Mediating Governance in Sinjar: Bridging the Public-Authority Gap
Executive Summary
More than a decade after the liberation of Sinjar from ISIS, the district remains engulfed in political paralysis, stalled recovery, and a protracted governance deficiency. Despite recurrent pledges and multiple locally and internationally backed interventions, neither the federal nor the provincial governments have been able to institute effective mechanisms of governance. The on-going administrative stalemate and obstructive security dynamics have led to a disconnect between the public and the authorities, undermined prospects for communal reconciliation, and generated structural impediments to a sustainable aid provision, recovery and economic development. Without decisive, depoliticized, and inclusive action, Sinjar risks remaining a fragmented, marginalized district mired in mistrust.
In an attempt to develop practical solutions for bridging the citizen-authority gap and mediating governance, the Middle East Research Institute (MERI) conducted an extensive field study, including a comprehensive literature review, surveying 656 current residents of Sinjar and internally displaced persons, and interviewing 78 key informants. These were followed by 11 intra-community focus group discussions and two inter-community dialogue sessions, leading to the creation of a new platform for engaging Sinjaris and the provincial government of Nineveh.
Key Findings on the Ground
Political gridlock and fragmented governance: competing actors exercise unwieldy influence over Sinjar, often at the expense of effective local administration. The collective failure to appoint a mayor in Sinjar has become the lynchpin for lack of progress in the 2020 Sinjar Agreement and the state’s inability to arbitrate conflicts or enforce decisions.
Stalled reconstruction and deficient service delivery: Despite substantial funds allocated to Sinjar, reconstruction has been slow and uneven following the near-total destruction of public infrastructure and residential homes during the ISIS war. Public services remain rudimentary and often politicised: water supply is scarce, healthcare facilities are understaffed or non-functional, and the education system is fragmented along competing and incompatible tracks. As a result, thousands of displaced students remain unable to access Iraq’s tertiary education system.
Compensation bottlenecks: As of mid-2025, only a small minority of Yazidis benefited from the offer of land deeds, and a much smaller group of Yazidi survivors received promised land plots. Lengthy procedures, absent documentation and reported corruption have fuelled despair and cynicism. Survivors’ Law No. 8 has been further undermined by politicized procedures, bureaucratic delays and impractical requirements.
Competing communal victimhood: Yazidis and Sunni Arabs inforce parallel and antagonistic narratives that obstruct reconciliation while keeping many from both sides displaced. Yazidi narratives emphasize existential victimhood, genocide, and betrayal, while Sunni Arabs highlight retaliatory abuses, exclusion, and demographic fears.

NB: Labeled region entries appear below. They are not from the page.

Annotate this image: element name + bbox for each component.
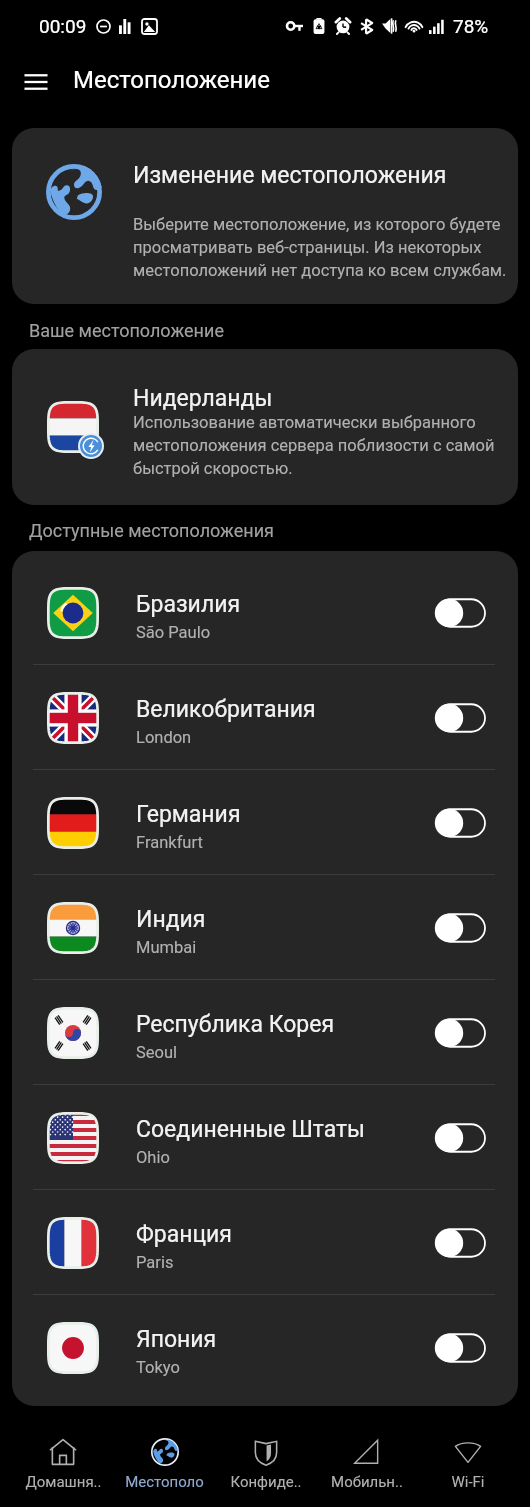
staticText: Местополо [125,1473,204,1491]
staticText: Республика Корея [136,1011,335,1038]
button[interactable]: Соединенные Штаты [12,1085,518,1190]
button[interactable]: Toggle location [435,1226,487,1260]
button[interactable]: Нидерланды [12,349,518,505]
button[interactable]: Франция [12,1190,518,1295]
staticText: Домашня.. [25,1473,102,1491]
button[interactable]: Toggle location [435,596,487,630]
staticText: Paris [136,1253,174,1272]
staticText: Frankfurt [136,833,203,852]
staticText: Ваше местоположение [29,320,224,341]
button[interactable]: Домашня.. [12,1406,114,1507]
staticText: Германия [136,801,241,828]
button[interactable]: Wi-Fi [417,1406,518,1507]
staticText: Выберите местоположение, из которого буд… [133,215,513,280]
staticText: Seoul [136,1043,178,1062]
staticText: Япония [136,1326,217,1353]
button[interactable]: Изменение местоположения [12,128,518,304]
button[interactable]: Республика Корея [12,980,518,1085]
staticText: Использование автоматически выбранного м… [133,413,503,478]
staticText: Бразилия [136,591,241,618]
staticText: Ohio [136,1148,170,1167]
staticText: Конфиде.. [230,1473,302,1491]
staticText: São Paulo [136,623,211,642]
button[interactable]: Toggle location [435,806,487,840]
staticText: Мобильн.. [331,1473,403,1491]
staticText: Mumbai [136,938,197,957]
staticText: 78% [453,15,489,37]
staticText: Изменение местоположения [133,162,447,189]
button[interactable]: Toggle location [435,1121,487,1155]
button[interactable]: Бразилия [12,560,518,665]
button[interactable]: Конфиде.. [215,1406,316,1507]
button[interactable]: Toggle location [435,701,487,735]
button[interactable]: Индия [12,875,518,980]
button[interactable]: Toggle location [435,911,487,945]
staticText: London [136,728,192,747]
staticText: 00:09 [39,15,87,37]
button[interactable]: Япония [12,1295,518,1400]
button[interactable]: Toggle location [435,1016,487,1050]
button[interactable]: Великобритания [12,665,518,770]
staticText: Индия [136,906,206,933]
staticText: Франция [136,1221,232,1248]
button[interactable]: Местополо [114,1406,215,1507]
button[interactable]: Menu [12,58,60,106]
button[interactable]: Мобильн.. [316,1406,417,1507]
staticText: Великобритания [136,696,316,723]
staticText: Tokyo [136,1358,180,1377]
staticText: Wi-Fi [451,1473,485,1491]
staticText: Доступные местоположения [29,520,274,541]
button[interactable]: Toggle location [435,1331,487,1365]
staticText: Нидерланды [133,385,273,412]
staticText: Соединенные Штаты [136,1116,365,1143]
staticText: Местоположение [73,66,270,94]
button[interactable]: Германия [12,770,518,875]
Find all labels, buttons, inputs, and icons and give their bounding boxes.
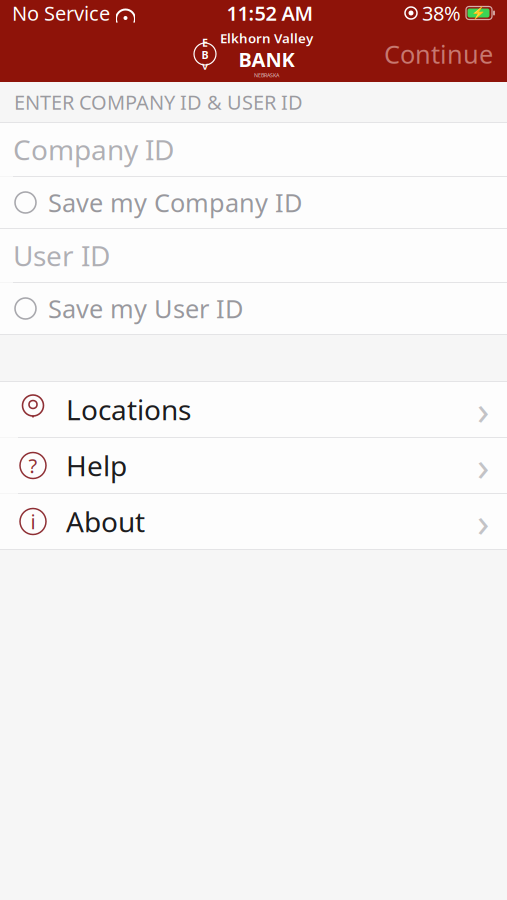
staticText: ⚡ (471, 6, 486, 20)
staticText: Elkhorn Valley (220, 29, 313, 47)
staticText: About (66, 503, 145, 540)
staticText: Company ID (13, 131, 174, 168)
staticText: User ID (13, 237, 110, 274)
staticText: ENTER COMPANY ID & USER ID (14, 89, 303, 115)
staticText: 11:52 AM (226, 0, 314, 26)
staticText: ? (28, 452, 38, 479)
button[interactable]: ? (0, 438, 507, 493)
button[interactable]: i (0, 494, 507, 549)
button[interactable]: Save my Company ID (0, 177, 507, 228)
staticText: 38% (422, 0, 461, 26)
staticText: Save my User ID (48, 292, 243, 325)
button[interactable]: Locations (0, 382, 507, 437)
staticText: NEBRASKA (254, 72, 279, 79)
button[interactable]: Save my User ID (0, 283, 507, 334)
staticText: Save my Company ID (48, 186, 302, 219)
staticText: › (477, 383, 489, 436)
staticText: Continue (384, 37, 493, 71)
staticText: No Service (12, 0, 110, 26)
staticText: V (202, 60, 208, 72)
staticText: › (477, 439, 489, 492)
staticText: i (30, 508, 36, 535)
staticText: B (202, 48, 208, 62)
staticText: Help (66, 447, 127, 484)
button[interactable]: Continue (370, 29, 507, 79)
staticText: › (477, 495, 489, 548)
staticText: BANK (238, 46, 294, 73)
staticText: Locations (66, 391, 191, 428)
staticText: E (202, 36, 208, 50)
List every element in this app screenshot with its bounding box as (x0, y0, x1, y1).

The growing confidence gap: Across Sinjar’s communities, Baghdad and Erbil are seen as politicizing displacement for electoral and economic gain. Grievances are often expressed in isolation and in the absence of a convening mechanism that brings together the public and the relevant government bodies.
The Sinjar Stakeholder Platform: A Participatory Governance Model
To bridge the void, MERI developed and piloted a structured, stepwise process to lay the foundation for the creation of a semi-formal governance mechanism, the Sinjar Stakeholder Platform (SSP). Launched in November 2024, the SSP convened diverse community actors with the local executive of Nineveh, including the
Governor and Deputy Governor as well as directors of different public services. The SSP has proven its capacity to:
- Create direct communication and engagement channels between authorities and citizens.
- Translate grievances into actionable demands (e.g., roads, health, education, survivor support).
- Build incremental trust and collaboration between communities through inclusive, shared problem-solving dialogue and engaging local government.
Policy Implications
The pilot SSP project demonstrated that:
- Delivery of essential services can be depoliticised. Provision of water supply, health, education and roads can be insulated from factional and political interference to rebuild citizen trust.
- This participatory form of governance can be institutionalized: The active involvement of the provincial leaders showed the value of the SSP model in facilitating action in mutually rewarding manner, therefore, can pave the way for its adoption and formalisation within decision-making mechanisms. The SSP was not seen as an alternative to the Nineveh Provincial Council or any other formal body, but complementary.
- It can facilitate compensation & survivor support by simplifying procedures, removing impractical legal requirements and ensuring transparency in disbursement.
- It can address competing victimhood by providing opportunities to enhance accountability mechanisms, tackle grievances and prevent hard-line narratives from triggering renewed conflict.
- It is a novel and impactful model for transplantation in other conflict-affected areas of Iraq and beyond.